PROVIDENCE – Exports from the Ocean State increased 19.3 percent in January to $227.9 million on a month-to-month, seasonally adjusted basis after dropping 0.5 percent in December, according to an international trade statistics report from e-forecasting.com.
Overseas shipments from Rhode Island manufacturers, which accounted for 60 percent of the month’s exports, increased 6.3 percent from December to January to $136.2 million, seasonally adjusted.
Exports of non-manufactured goods totaled $91.7 million in January, a 45.6 percent increase from the $63 million shipped in December. Non-manufactured goods include agricultural goods, mining products and re-exports, which are foreign goods that entered the state as imports and are exported in the same condition.
Year over year, Rhode Island’s exporters surpassed their January 2012 performance by $47.4 million, or 26.3 percent, according to the report.
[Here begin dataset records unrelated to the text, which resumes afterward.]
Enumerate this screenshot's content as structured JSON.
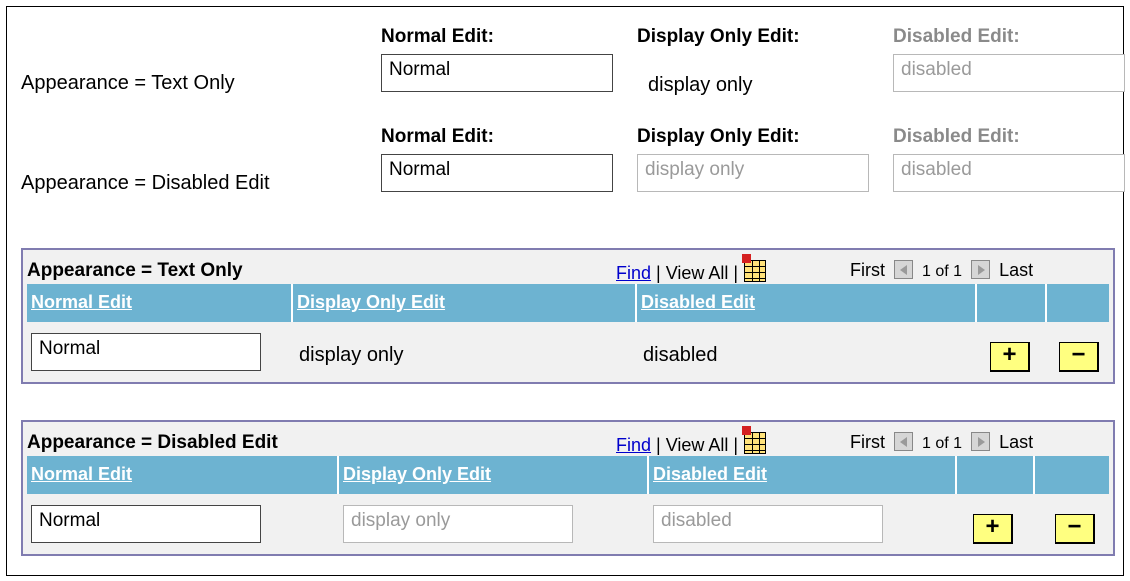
{
  "top": {
    "row1": {
      "label": "Appearance = Text Only",
      "normal_header": "Normal Edit:",
      "normal_value": "Normal",
      "display_header": "Display Only Edit:",
      "display_value": "display only",
      "disabled_header": "Disabled Edit:",
      "disabled_value": "disabled"
    },
    "row2": {
      "label": "Appearance = Disabled Edit",
      "normal_header": "Normal Edit:",
      "normal_value": "Normal",
      "display_header": "Display Only Edit:",
      "display_value": "display only",
      "disabled_header": "Disabled Edit:",
      "disabled_value": "disabled"
    }
  },
  "grid1": {
    "title": "Appearance = Text Only",
    "find": "Find",
    "view_all": "| View All |",
    "first": "First",
    "page": "1 of 1",
    "last": "Last",
    "columns": [
      "Normal Edit",
      "Display Only Edit",
      "Disabled Edit"
    ],
    "row": {
      "normal": "Normal",
      "display": "display only",
      "disabled": "disabled"
    },
    "add_label": "+",
    "delete_label": "−"
  },
  "grid2": {
    "title": "Appearance = Disabled Edit",
    "find": "Find",
    "view_all": "| View All |",
    "first": "First",
    "page": "1 of 1",
    "last": "Last",
    "columns": [
      "Normal Edit",
      "Display Only Edit",
      "Disabled Edit"
    ],
    "row": {
      "normal": "Normal",
      "display": "display only",
      "disabled": "disabled"
    },
    "add_label": "+",
    "delete_label": "−"
  },
  "colors": {
    "grid_border": "#807cb0",
    "grid_header": "#6db3d1",
    "button_fill": "#ffff80",
    "link": "#0000cc"
  }
}
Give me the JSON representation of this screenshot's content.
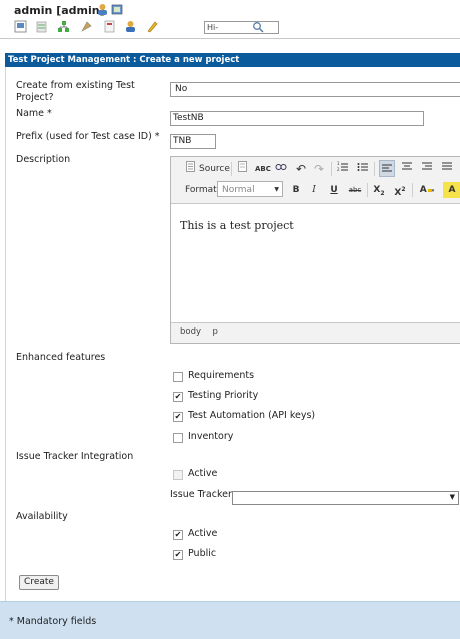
{
  "header": {
    "user": "admin [admin]",
    "search": {
      "placeholder": "Hi-"
    }
  },
  "panel": {
    "title": "Test Project Management : Create a new project"
  },
  "form": {
    "create_from_label": "Create from existing Test Project?",
    "create_from_value": "No",
    "name_label": "Name *",
    "name_value": "TestNB",
    "prefix_label": "Prefix (used for Test case ID) *",
    "prefix_value": "TNB",
    "description_label": "Description",
    "editor": {
      "source_label": "Source",
      "format_label": "Format",
      "format_value": "Normal",
      "content": "This is a test project",
      "path_body": "body",
      "path_p": "p"
    },
    "enhanced_features_label": "Enhanced features",
    "features": [
      {
        "label": "Requirements",
        "checked": false
      },
      {
        "label": "Testing Priority",
        "checked": true
      },
      {
        "label": "Test Automation (API keys)",
        "checked": true
      },
      {
        "label": "Inventory",
        "checked": false
      }
    ],
    "issue_tracker_integration_label": "Issue Tracker Integration",
    "issue_active_label": "Active",
    "issue_tracker_label": "Issue Tracker",
    "availability_label": "Availability",
    "availability": [
      {
        "label": "Active",
        "checked": true
      },
      {
        "label": "Public",
        "checked": true
      }
    ],
    "create_button": "Create"
  },
  "footer": {
    "mandatory": "* Mandatory fields"
  },
  "colors": {
    "title_bar": "#0b5a9c",
    "footer": "#cfe0f0"
  }
}
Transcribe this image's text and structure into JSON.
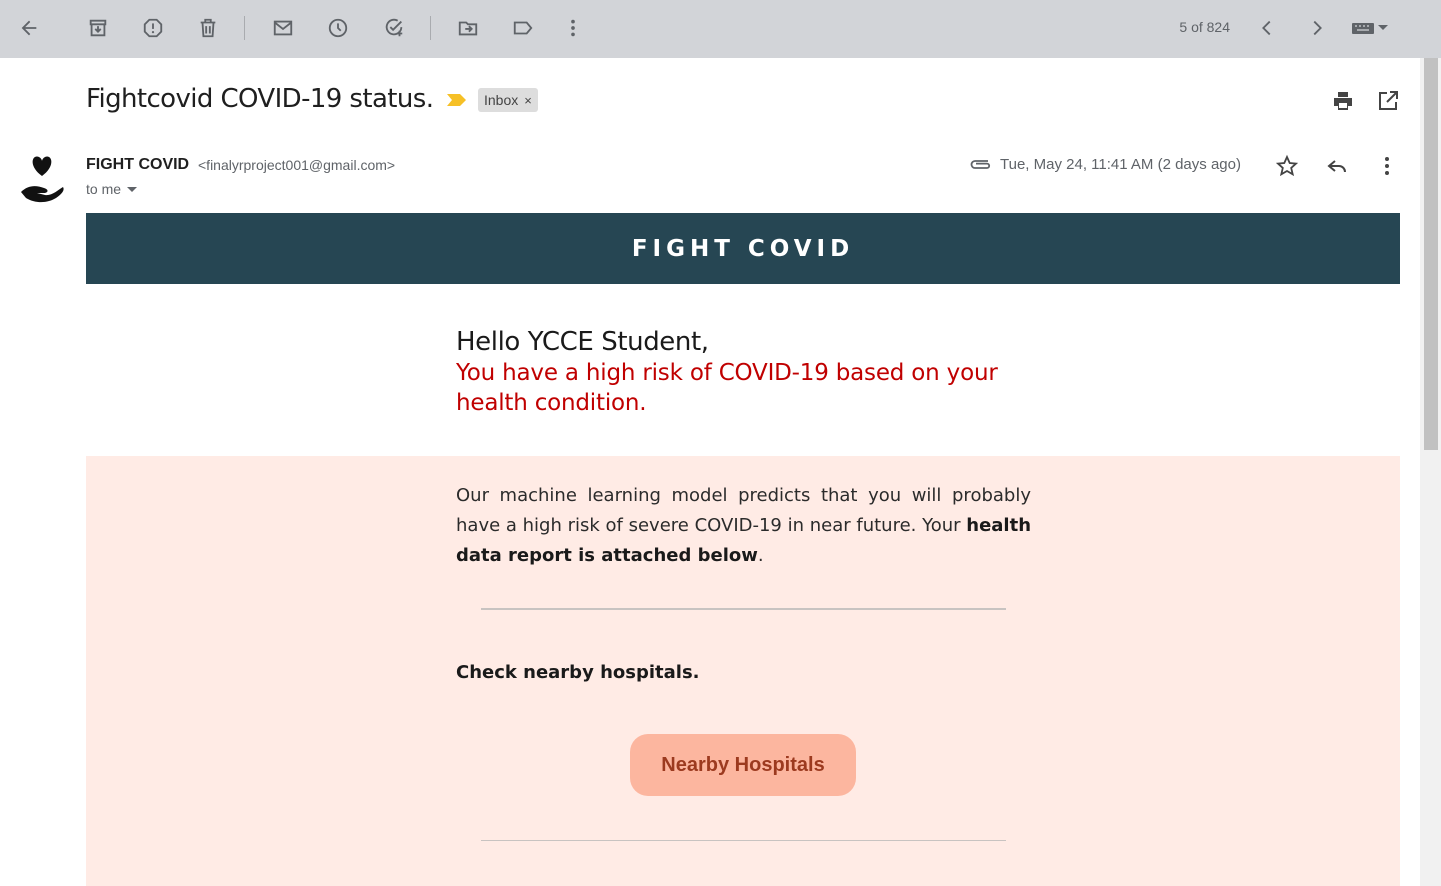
{
  "toolbar": {
    "icons": [
      "back-arrow-icon",
      "archive-icon",
      "report-spam-icon",
      "delete-icon",
      "mark-unread-icon",
      "snooze-icon",
      "add-task-icon",
      "move-to-icon",
      "label-icon",
      "more-vert-icon"
    ],
    "pager": "5 of 824",
    "prev_icon": "chevron-left-icon",
    "next_icon": "chevron-right-icon",
    "keyboard_icon": "keyboard-icon"
  },
  "email": {
    "subject": "Fightcovid COVID-19 status.",
    "label": "Inbox",
    "label_remove": "×",
    "sender_name": "FIGHT COVID",
    "sender_email": "<finalyrproject001@gmail.com>",
    "to": "to me",
    "date": "Tue, May 24, 11:41 AM (2 days ago)"
  },
  "body": {
    "banner": "FIGHT COVID",
    "greeting": "Hello YCCE Student,",
    "risk_message": "You have a high risk of COVID-19 based on your health condition.",
    "paragraph_plain": "Our machine learning model predicts that you will probably have a high risk of severe COVID-19 in near future. Your ",
    "paragraph_bold": "health data report is attached below",
    "paragraph_end": ".",
    "check_text": "Check nearby hospitals.",
    "button_label": "Nearby Hospitals"
  },
  "colors": {
    "banner_bg": "#264653",
    "risk_text": "#c00000",
    "content_bg": "#ffebe5",
    "button_bg": "#fcb69f",
    "button_text": "#9c3a1f",
    "important_marker": "#f6c026"
  }
}
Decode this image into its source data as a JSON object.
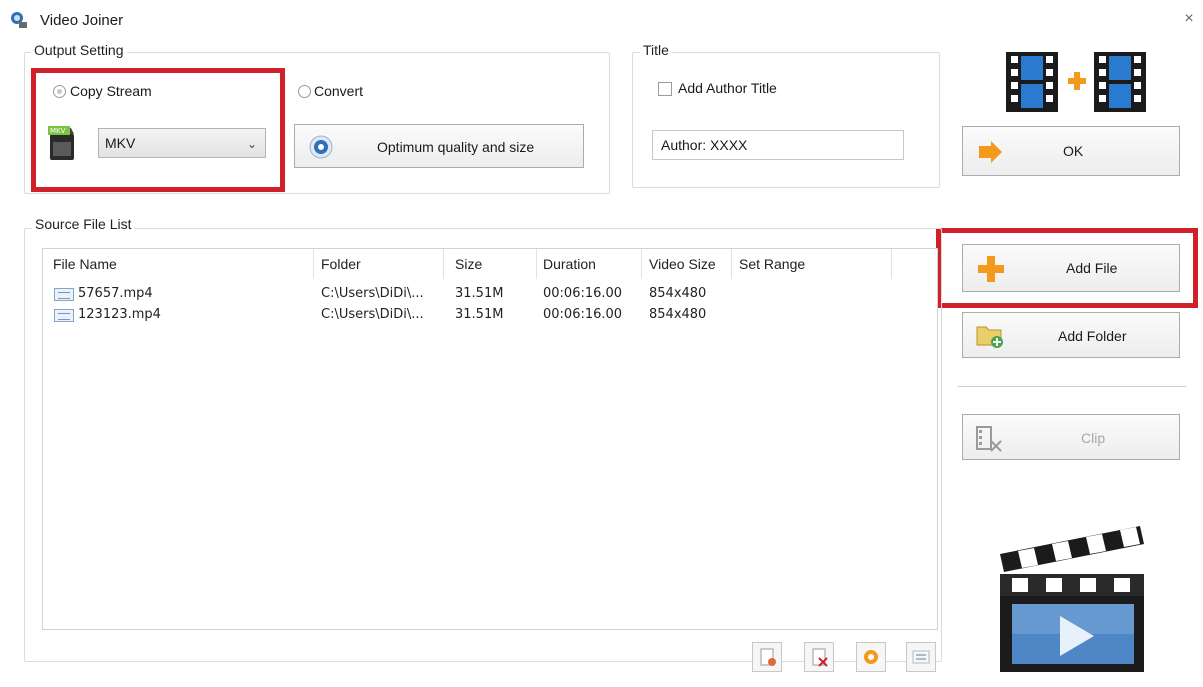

Nationally, exports dropped 1.5 percent from December to January to $130.8 billion, seasonally adjusted, although the total in January represented a 2.4 percent increase on the January 2012 total.
Although Rhode Island’s manufacturers began 2013 with an increase in exports, e-forecasting.com Chief Economist Evangelos Otto Simos said that the double-dip recession in Europe was bound to have negative spillover effect on its trading partner countries and consequently on Rhode Island.
In January, $46.5 million of goods made in Rhode Island were sold to euro-zone buyers, 24.8 percent of all state exports, said the e-forecasting report. Among the 50 U.S. states, Rhode Island ranked third for its percentage exposure to the economic conditions in Europe.